Build a full eval pipeline when:

You're shipping prompt changes more than once a month
More than one person works on the agent
The agent handles queries where wrong answers have consequences (policy, pricing, compliance)
You need to compare model versions (Claude vs GPT, Sonnet vs Haiku)
You're running A/B tests on agent behavior

Start with just deterministic evals when:

The agent is in early development and schemas are changing weekly
You have fewer than 5 test cases
The output format is structured (JSON extraction) and correctness is binary

Skip evals when:

The application is a prototype that won't see real users
You're the only user and you'll notice regressions immediately

The Bottom Line

Evals are not a nice-to-have. They're the difference between "I think the prompt is better" and "I know the prompt is better, and here are the pass rates." Dataset, evaluators, experiment, comparison. Four components. ~20 lines per evaluator.

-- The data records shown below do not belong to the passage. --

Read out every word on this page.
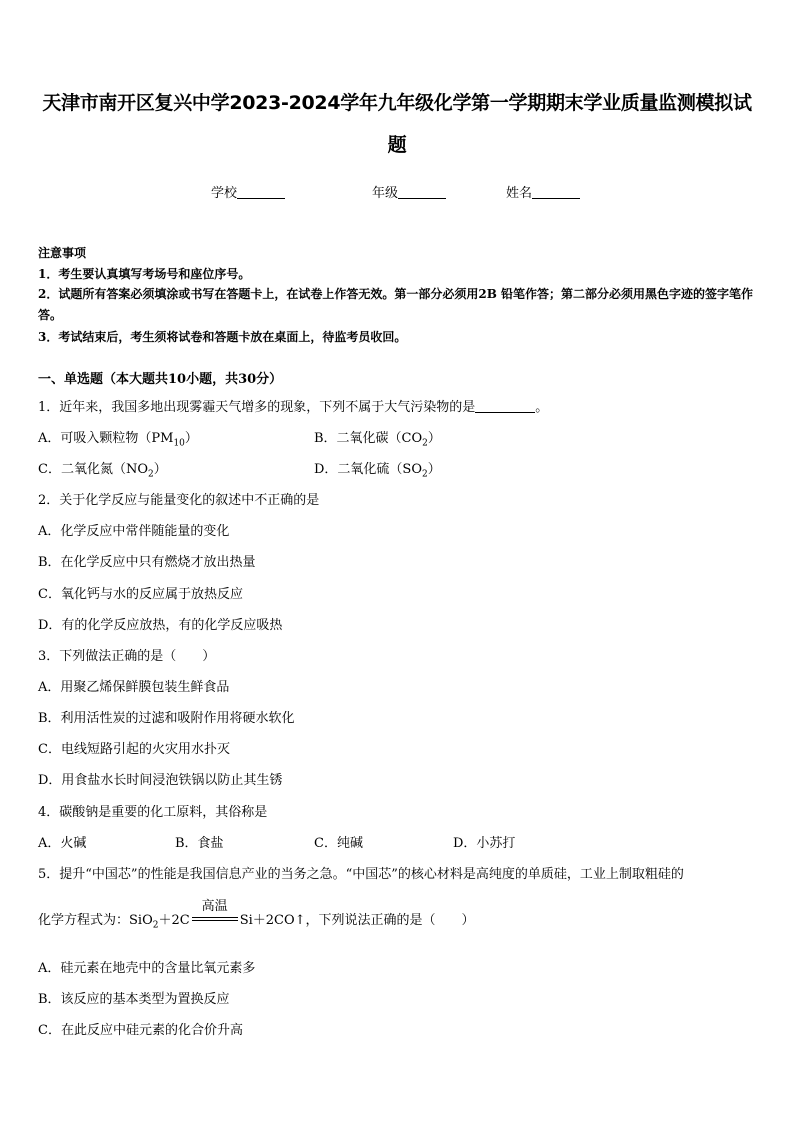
天津市南开区复兴中学2023-2024学年九年级化学第一学期期末学业质量监测模拟试
题
学校	年级	姓名
注意事项
1．考生要认真填写考场号和座位序号。
2．试题所有答案必须填涂或书写在答题卡上，在试卷上作答无效。第一部分必须用2B 铅笔作答；第二部分必须用黑色字迹的签字笔作答。
3．考试结束后，考生须将试卷和答题卡放在桌面上，待监考员收回。
一、单选题（本大题共10小题，共30分）
1．近年来，我国多地出现雾霾天气增多的现象，下列不属于大气污染物的是	。
A．可吸入颗粒物$(PM_{10})$	B．二氧化碳$(CO_2)$
C．二氧化氮$(NO_2)$	D．二氧化硫$(SO_2)$
2．关于化学反应与能量变化的叙述中不正确的是
A．化学反应中常伴随能量的变化
B．在化学反应中只有燃烧才放出热量
C．氧化钙与水的反应属于放热反应
D．有的化学反应放热，有的化学反应吸热
3．下列做法正确的是（　　）
A．用聚乙烯保鲜膜包装生鲜食品
B．利用活性炭的过滤和吸附作用将硬水软化
C．电线短路引起的火灾用水扑灭
D．用食盐水长时间浸泡铁锅以防止其生锈
4．碳酸钠是重要的化工原料，其俗称是
A．火碱	B．食盐	C．纯碱	D．小苏打
5．提升“中国芯”的性能是我国信息产业的当务之急。“中国芯”的核心材料是高纯度的单质硅，工业上制取粗硅的
化学方程式为：SiO$_2$＋2C
高温
Si＋2CO↑，下列说法正确的是（　　）
A．硅元素在地壳中的含量比氧元素多
B．该反应的基本类型为置换反应
C．在此反应中硅元素的化合价升高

The payoff is catching every regression before your users do. Pass/fail is the right default. Continuous scores feel more sophisticated, but they create ambiguity — is 0.72 good? Is a drop from 0.81 to 0.76 a regression or noise? Pass/fail kills the question. Green or red. When you need more nuance, add more evaluators with sharper criteria instead of adding decimal places to existing ones. Start with three: one deterministic keyword check, one LLM-as-judge for correctness, one for tool usage. Run them on every PR that touches agent code. Add trajectory evaluation when your agent has more than two tools. Add production monitoring when you have traffic. And update the dataset — the dataset that stops growing is the one that stops catching bugs.